화학공학소재연구정보센터
Energy & Fuels, Vol.15, No.1, 113-119, 2001
Effect of thermal and hydro-catalytic treatment on the molecular chemistry of narrow fractions of athabasca bitumen pitch
As much as 50 w/w % of bitumen derived from Athabasca oil sands consists of a residuum that cannot be easily upgraded. A better understanding of the chemistry of this material is the key to achieving optimal yields of commercially useful products. In recent years, the application of supercritical fluid extraction (SCFE) with pentane has been successful in separating the residuum into a number of narrow fractions based on their solubility parameters. An important corollary to this separation is that the molecular weight of each fraction increases with the severity of conditions needed to extract the progressively heavier components in each residua. In combination with advanced characterization techniques this approach has proved to be useful in elucidating the complexity of bitumen chemistry. For the work described here, this approach has been applied to residua from commercial operations at the Syncrude Canada Ltd. plant in Northern Alberta. Base samples included virgin bitumen pitch (P) together with residua from the catalytic hydrocracking (HC) unit and a once-through fluid-coking (CK) test. The SCFE insoluble, heavy subfractions in the pitch contain "core" structures, comprising condensed polyaromatic rings, associated with heteroatoms and trace metals. In the catalytic hydro-cracking process the cleavage of C-S side chains and the breakage of inter-unit bonds are the prevailing reactions. A comparison between the lighter, SCFE-soluble fractions from catalytic hydro-cracking and thermal cracking shows the latter to have lower unit molecular weights, higher sulfide contents, and shorter alkyl substituents. The highly aromatic, SCFE-insoluble molecules from the CK process are likely formed from condensation reactions involving various fragments of toluene-soluble and -insoluble material.
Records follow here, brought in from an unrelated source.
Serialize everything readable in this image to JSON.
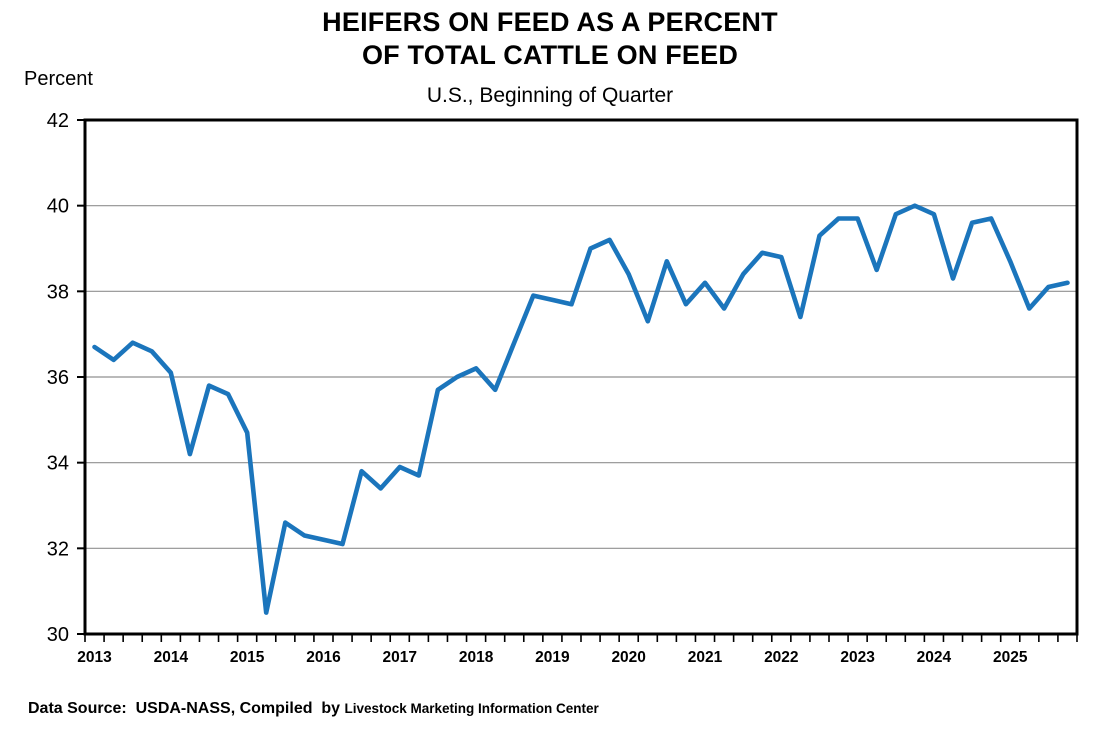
{
  "title": {
    "line1": "HEIFERS ON FEED AS A PERCENT",
    "line2": "OF TOTAL CATTLE ON FEED"
  },
  "subtitle": "U.S., Beginning of Quarter",
  "y_axis_title": "Percent",
  "footer": {
    "source_main": "Data Source:  USDA-NASS, Compiled  by ",
    "source_org": "Livestock Marketing Information Center"
  },
  "chart_data": {
    "type": "line",
    "title": "Heifers on Feed as a Percent of Total Cattle on Feed",
    "subtitle": "U.S., Beginning of Quarter",
    "ylabel": "Percent",
    "ylim": [
      30,
      42
    ],
    "y_ticks": [
      30,
      32,
      34,
      36,
      38,
      40,
      42
    ],
    "grid": "horizontal",
    "legend_position": "none",
    "line_color": "#1B75BC",
    "grid_color": "#909090",
    "axis_color": "#000000",
    "x_tick_years": [
      "2013",
      "2014",
      "2015",
      "2016",
      "2017",
      "2018",
      "2019",
      "2020",
      "2021",
      "2022",
      "2023",
      "2024",
      "2025"
    ],
    "quarters_per_year": 4,
    "series": [
      {
        "name": "Heifers on feed, % of total cattle on feed",
        "x": [
          "2013Q1",
          "2013Q2",
          "2013Q3",
          "2013Q4",
          "2014Q1",
          "2014Q2",
          "2014Q3",
          "2014Q4",
          "2015Q1",
          "2015Q2",
          "2015Q3",
          "2015Q4",
          "2016Q1",
          "2016Q2",
          "2016Q3",
          "2016Q4",
          "2017Q1",
          "2017Q2",
          "2017Q3",
          "2017Q4",
          "2018Q1",
          "2018Q2",
          "2018Q3",
          "2018Q4",
          "2019Q1",
          "2019Q2",
          "2019Q3",
          "2019Q4",
          "2020Q1",
          "2020Q2",
          "2020Q3",
          "2020Q4",
          "2021Q1",
          "2021Q2",
          "2021Q3",
          "2021Q4",
          "2022Q1",
          "2022Q2",
          "2022Q3",
          "2022Q4",
          "2023Q1",
          "2023Q2",
          "2023Q3",
          "2023Q4",
          "2024Q1",
          "2024Q2",
          "2024Q3",
          "2024Q4",
          "2025Q1",
          "2025Q2",
          "2025Q3",
          "2025Q4"
        ],
        "values": [
          36.7,
          36.4,
          36.8,
          36.6,
          36.1,
          34.2,
          35.8,
          35.6,
          34.7,
          30.5,
          32.6,
          32.3,
          32.2,
          32.1,
          33.8,
          33.4,
          33.9,
          33.7,
          35.7,
          36.0,
          36.2,
          35.7,
          36.8,
          37.9,
          37.8,
          37.7,
          39.0,
          39.2,
          38.4,
          37.3,
          38.7,
          37.7,
          38.2,
          37.6,
          38.4,
          38.9,
          38.8,
          37.4,
          39.3,
          39.7,
          39.7,
          38.5,
          39.8,
          40.0,
          39.8,
          38.3,
          39.6,
          39.7,
          38.7,
          37.6,
          38.1,
          38.2
        ]
      }
    ]
  }
}
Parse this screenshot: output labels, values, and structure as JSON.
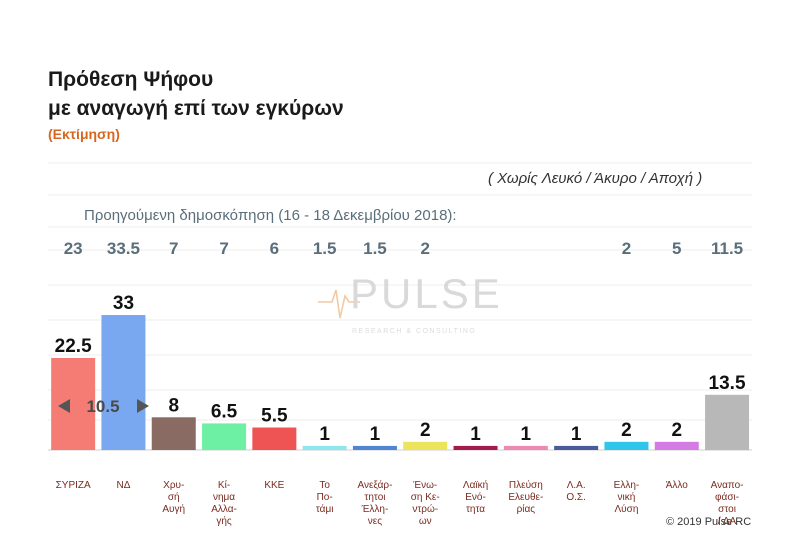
{
  "title_line1": "Πρόθεση Ψήφου",
  "title_line2": "με αναγωγή επί των εγκύρων",
  "subtitle": "(Εκτίμηση)",
  "note": "( Χωρίς Λευκό / Άκυρο / Αποχή )",
  "previous_label": "Προηγούμενη δημοσκόπηση (16 - 18 Δεκεμβρίου 2018):",
  "copyright": "© 2019 Pulse RC",
  "watermark": {
    "name": "PULSE",
    "tagline": "RESEARCH & CONSULTING"
  },
  "chart_data": {
    "type": "bar",
    "categories": [
      "ΣΥΡΙΖΑ",
      "ΝΔ",
      "Χρυ-|σή|Αυγή",
      "Κί-|νημα|Αλλα-|γής",
      "ΚΚΕ",
      "Το|Πο-|τάμι",
      "Ανεξάρ-|τητοι|Έλλη-|νες",
      "Ένω-|ση Κε-|ντρώ-|ων",
      "Λαϊκή|Ενό-|τητα",
      "Πλεύση|Ελευθε-|ρίας",
      "Λ.Α.|Ο.Σ.",
      "Ελλη-|νική|Λύση",
      "Άλλο",
      "Αναπο-|φάσι-|στοι|/ ΔΑ"
    ],
    "values": [
      22.5,
      33,
      8,
      6.5,
      5.5,
      1,
      1,
      2,
      1,
      1,
      1,
      2,
      2,
      13.5
    ],
    "value_labels": [
      "22.5",
      "33",
      "8",
      "6.5",
      "5.5",
      "1",
      "1",
      "2",
      "1",
      "1",
      "1",
      "2",
      "2",
      "13.5"
    ],
    "previous": [
      "23",
      "33.5",
      "7",
      "7",
      "6",
      "1.5",
      "1.5",
      "2",
      "",
      "",
      "",
      "2",
      "5",
      "11.5"
    ],
    "colors": [
      "#f47c74",
      "#7aa8f0",
      "#8a6b63",
      "#6ef0a4",
      "#ef5454",
      "#8ee6f0",
      "#4f86d4",
      "#ece45a",
      "#a31a4e",
      "#ec8ab4",
      "#4a5a9a",
      "#2ec6ea",
      "#d47ce4",
      "#b8b8b8"
    ],
    "difference_label": "10.5",
    "ylim": [
      0,
      36
    ]
  }
}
Condensation reactions between heavy "core" molecules from the SCFE insolubles in pitch lead to formation of coke. In the catalytic hydro-cracking process single unit, highly aromatic, polar "cores" from pitch SCFE insolubles appear to remain toluene-soluble and thus constitute most of the HC residue. These coke precursors will be converted to coke, or pseudo-solid species, if subjected to the thermal treatment applied in coking or severe hydro-cracking.